Why you won't find the meaning of life
By Spengler
Much as I admire the late Austrian neurologist and psychiatrist Viktor Frankl, who turned his horrific experience at Auschwitz into clinical insights, the notion of "man's search for meaning" seems inadequate. Just what about man qualifies him to search for meaning, whatever that might be?
The German playwright Bertolt Brecht warned us against the practice in The Threepenny Opera:
Ja, renne nach dem Gluck
Doch renne nicht zu sehr
Denn alle rennen nach dem Gluck
Das Gluck lauft hinterher.
(Sure, run after happiness,
but don't run too hard,
because while everybody's running after happiness,
it moseys along somewhere behind them).
Brecht (1898-1956) was the kind of character who gave Nihilism a bad name, to be sure, but he had a point. There is something perverse in searching for the meaning of life. It implies that we don't like our lives and want to discover something different. If we don't like living to begin with, we are in deep trouble.
Danish philosopher, theologian and religious author Soren Kierkegaard portrayed his Knight of Faith as the sort of fellow who enjoyed a pot roast on Sunday afternoon. If that sort of thing doesn't satisfy us (feel free to substitute something else than eating), just what is it that we had in mind?

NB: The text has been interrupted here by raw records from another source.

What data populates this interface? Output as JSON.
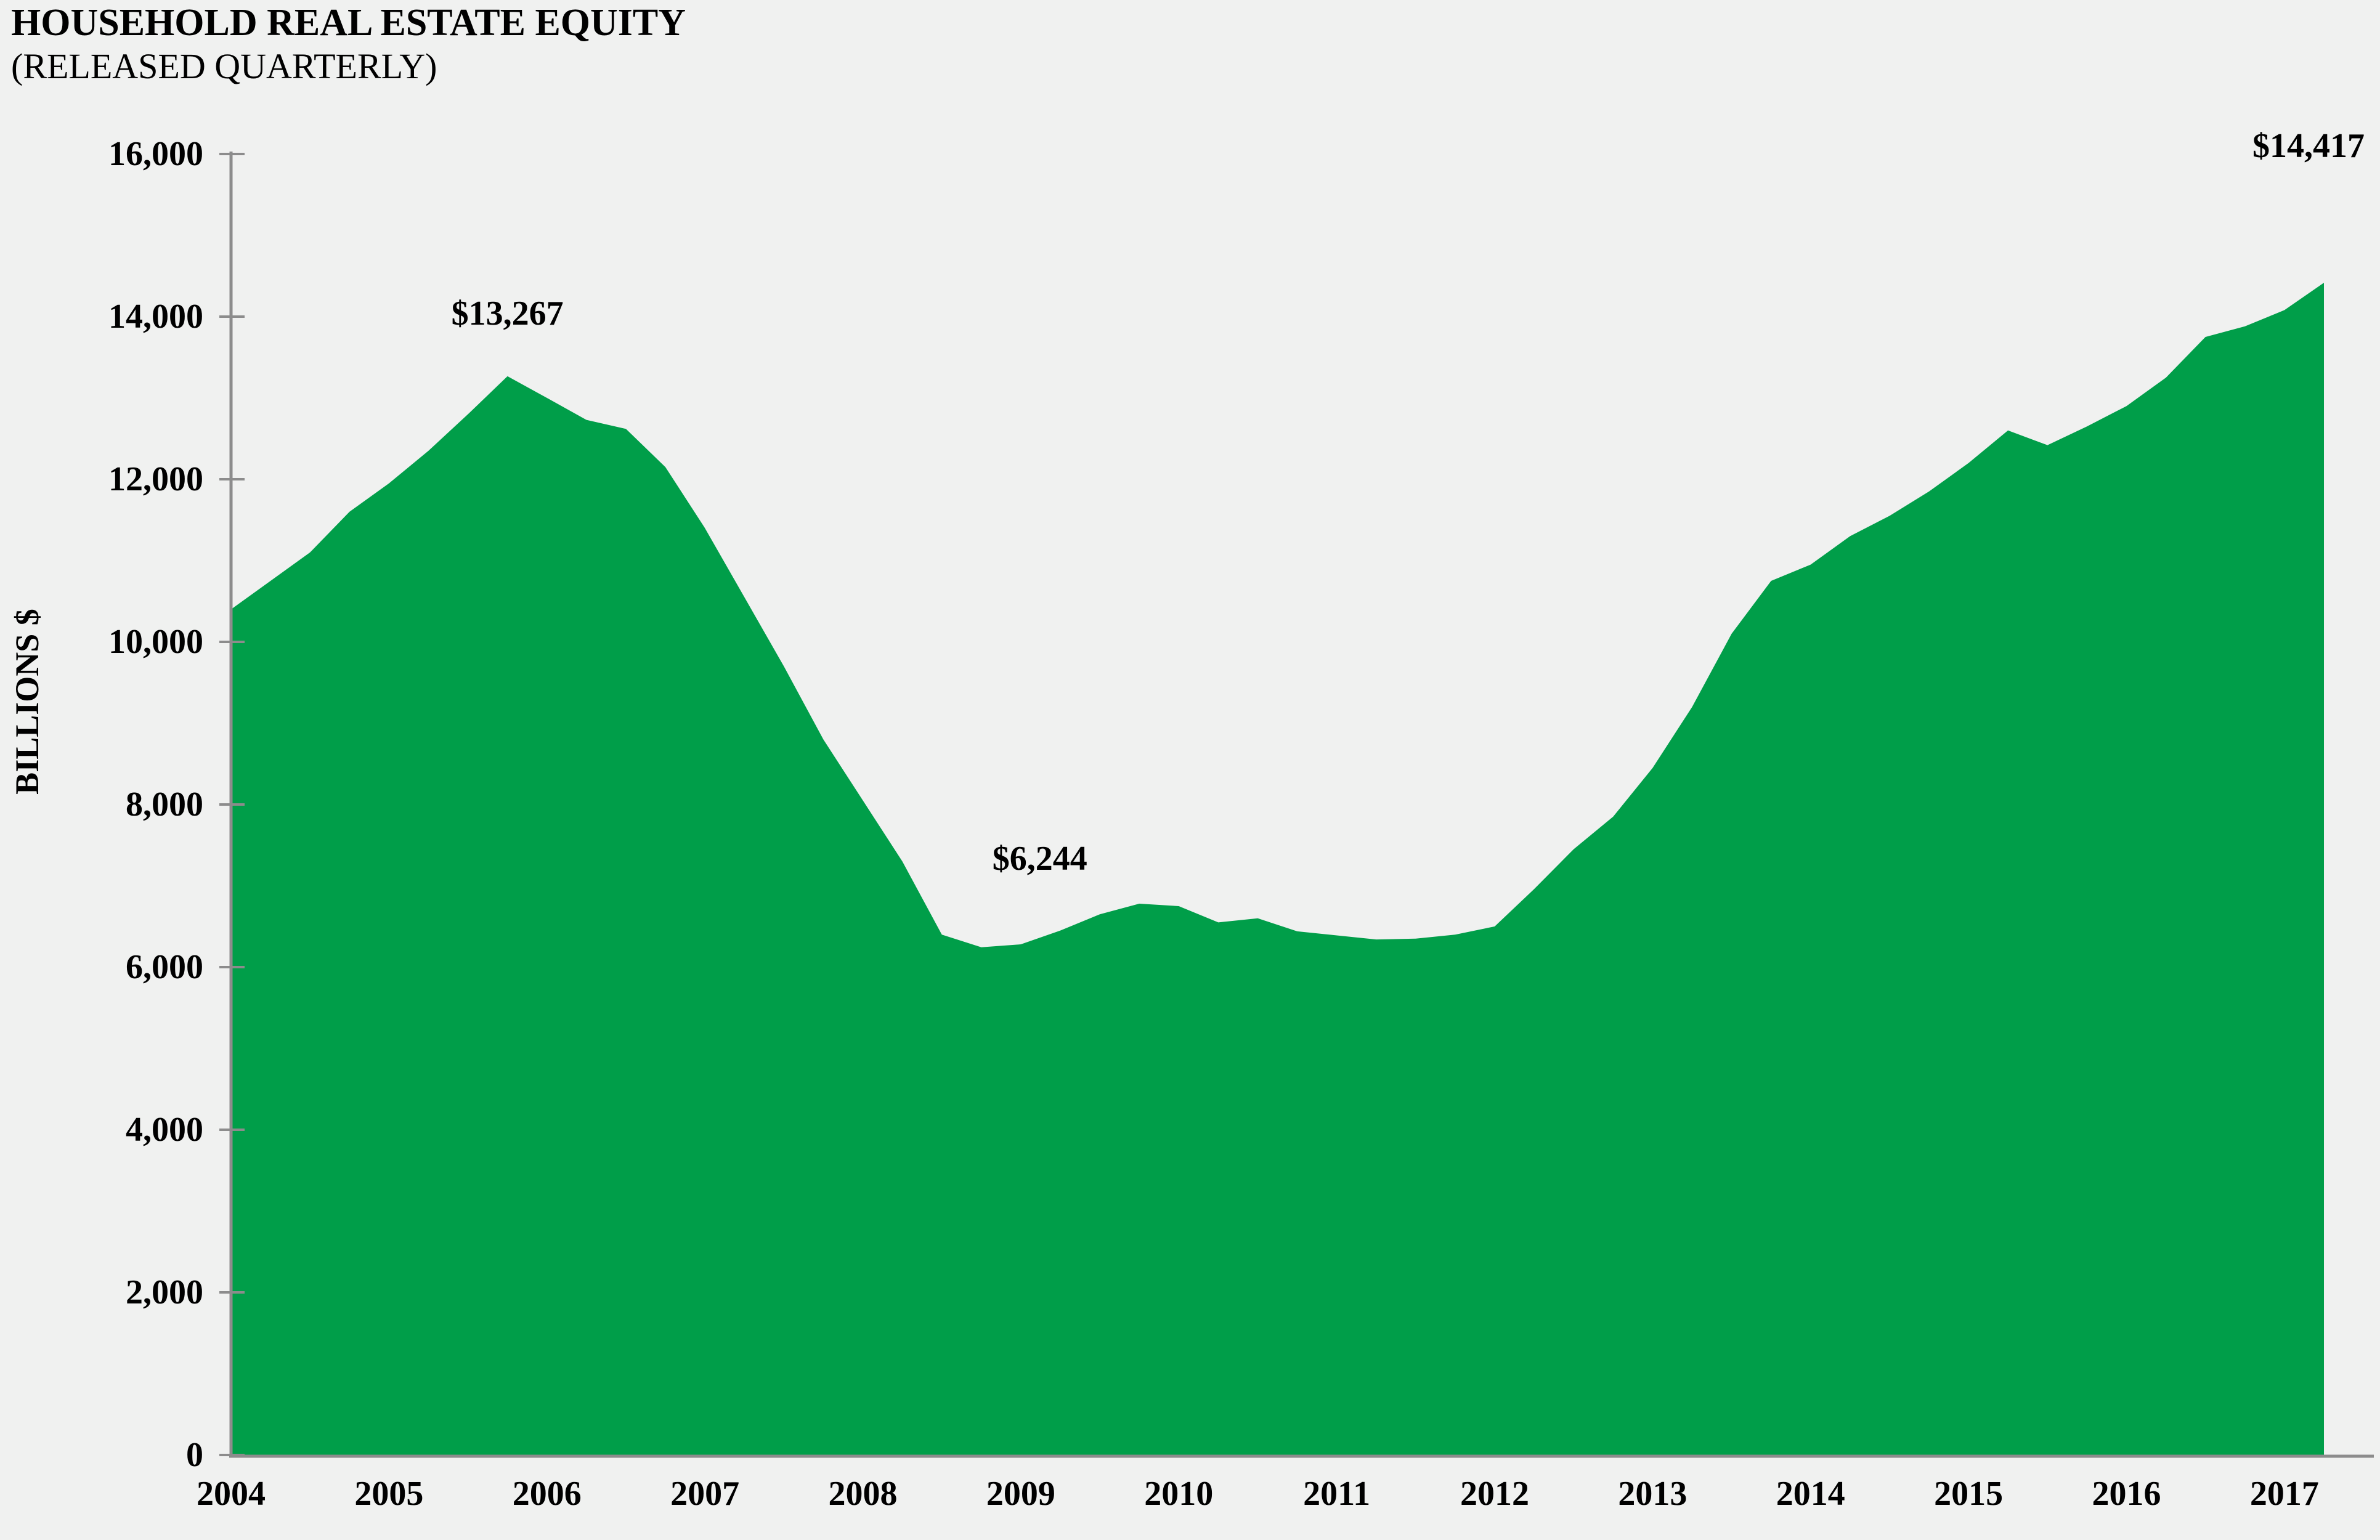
{
  "title": "HOUSEHOLD REAL ESTATE EQUITY",
  "subtitle": "(RELEASED QUARTERLY)",
  "y_axis": {
    "label": "BILLIONS $",
    "tick_values": [
      16000,
      14000,
      12000,
      10000,
      8000,
      6000,
      4000,
      2000,
      0
    ],
    "tick_labels": [
      "16,000",
      "14,000",
      "12,000",
      "10,000",
      "8,000",
      "6,000",
      "4,000",
      "2,000",
      "0"
    ]
  },
  "x_axis": {
    "tick_labels": [
      "2004",
      "2005",
      "2006",
      "2007",
      "2008",
      "2009",
      "2010",
      "2011",
      "2012",
      "2013",
      "2014",
      "2015",
      "2016",
      "2017"
    ]
  },
  "annotations": [
    {
      "text": "$13,267",
      "value": 13267,
      "position": "2005 Q4",
      "index": 7
    },
    {
      "text": "$6,244",
      "value": 6244,
      "position": "2008 Q4",
      "index": 19
    },
    {
      "text": "$14,417",
      "value": 14417,
      "position": "2017 Q2",
      "index": 53
    }
  ],
  "colors": {
    "area": "#009E49",
    "axis": "#8C8C8C",
    "background": "#F0F1F0",
    "text": "#000000"
  },
  "chart_data": {
    "type": "area",
    "title": "HOUSEHOLD REAL ESTATE EQUITY",
    "subtitle": "(RELEASED QUARTERLY)",
    "ylabel": "BILLIONS $",
    "xlabel": "",
    "unit": "billions of US dollars",
    "frequency": "quarterly",
    "x_start": "2004 Q1",
    "x_end": "2017 Q2",
    "ylim": [
      0,
      16000
    ],
    "ytick_step": 2000,
    "grid": false,
    "legend": false,
    "categories_years": [
      2004,
      2005,
      2006,
      2007,
      2008,
      2009,
      2010,
      2011,
      2012,
      2013,
      2014,
      2015,
      2016,
      2017
    ],
    "series": [
      {
        "name": "Household real estate equity",
        "color": "#009E49",
        "values": [
          10400,
          10750,
          11100,
          11600,
          11950,
          12350,
          12800,
          13267,
          13000,
          12730,
          12620,
          12150,
          11400,
          10550,
          9700,
          8800,
          8050,
          7300,
          6400,
          6244,
          6280,
          6450,
          6650,
          6780,
          6750,
          6550,
          6600,
          6440,
          6390,
          6340,
          6350,
          6400,
          6500,
          6960,
          7450,
          7850,
          8450,
          9200,
          10100,
          10750,
          10950,
          11300,
          11550,
          11850,
          12200,
          12600,
          12420,
          12650,
          12900,
          13250,
          13750,
          13880,
          14080,
          14417
        ]
      }
    ],
    "labeled_points": [
      {
        "label": "$13,267",
        "quarter": "2005 Q4",
        "value": 13267
      },
      {
        "label": "$6,244",
        "quarter": "2008 Q4",
        "value": 6244
      },
      {
        "label": "$14,417",
        "quarter": "2017 Q2",
        "value": 14417
      }
    ]
  }
}
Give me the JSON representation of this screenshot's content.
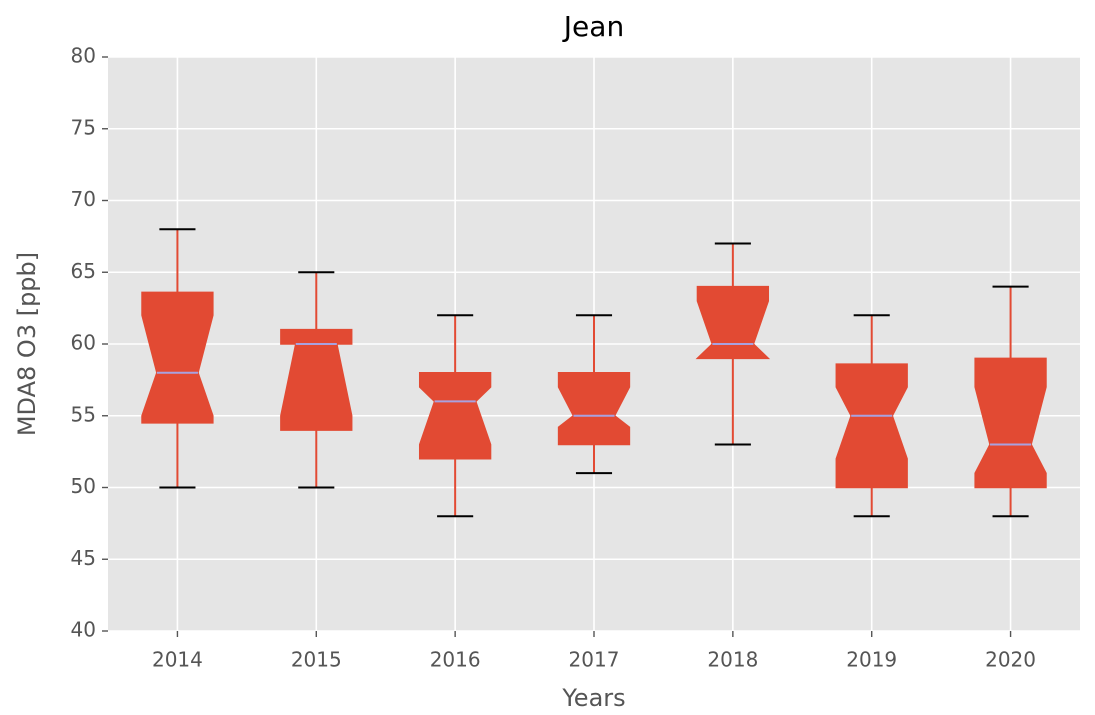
{
  "chart_data": {
    "type": "box",
    "title": "Jean",
    "x_label": "Years",
    "y_label": "MDA8 O3 [ppb]",
    "categories": [
      "2014",
      "2015",
      "2016",
      "2017",
      "2018",
      "2019",
      "2020"
    ],
    "whisker_low": [
      50,
      50,
      48,
      51,
      53,
      48,
      48
    ],
    "q1": [
      54.5,
      54,
      52,
      53,
      59,
      50,
      50
    ],
    "notch_low": [
      55,
      55,
      53,
      54.2,
      59,
      52,
      51
    ],
    "median": [
      58,
      60,
      56,
      55,
      60,
      55,
      53
    ],
    "notch_high": [
      62,
      60,
      57,
      57,
      63,
      57,
      57
    ],
    "q3": [
      63.6,
      61,
      58,
      58,
      64,
      58.6,
      59
    ],
    "whisker_high": [
      68,
      65,
      62,
      62,
      67,
      62,
      64
    ],
    "color": "#e24a33",
    "median_color": "#a8a2e0",
    "cap_color": "#000000",
    "ylim": [
      40,
      80
    ],
    "yticks": [
      40,
      45,
      50,
      55,
      60,
      65,
      70,
      75,
      80
    ],
    "grid": true
  }
}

People have a good reason to look at life cross-eyed, because it contains a glaring flaw - that we are going to die, and we probably will become old and sick and frail before we do so. All the bric-a-brac we accumulate during our lifetimes will accrue to other people, if it doesn't go right into the trash, and all the little touches of self-improvement we added to our personality will disappear – the golf stance, the macrame skills, the ability to play the ukulele and the familiarity with the filmography of Sam Pekinpah.
These examples trivialize the problem, of course. If we search in earnest for the meaning of life, then we might make heroic efforts to invent our own identity. That is the great pastime of the past century's intellectuals. Jean-Paul Sartre, the sage and eventual self-caricature of Existentialism, instructed us that man's existence precedes his essence, and therefore can invent his own essence more or less as he pleases. That was a silly argument, but enormously influential.
Sartre reacted to the advice of Martin Heidegger (the German existentialist from whom Jean-Paul Sartre cribbed most of his metaphysics). Heidegger told us that our "being" really was being-unto-death, for our life would end, and therefore is shaped by how we deal with the certainty of death. (Franz Kafka put the same thing better: "The meaning of life is that it ends.") Heidegger (1889-1976) thought that to be "authentic" mean to submerge ourselves into the specific conditions of our time, which for him meant joining the Nazi party. That didn't work out too well, and after the war it became every existentialist for himself. Everyone had the chance to invent his own identity according to taste.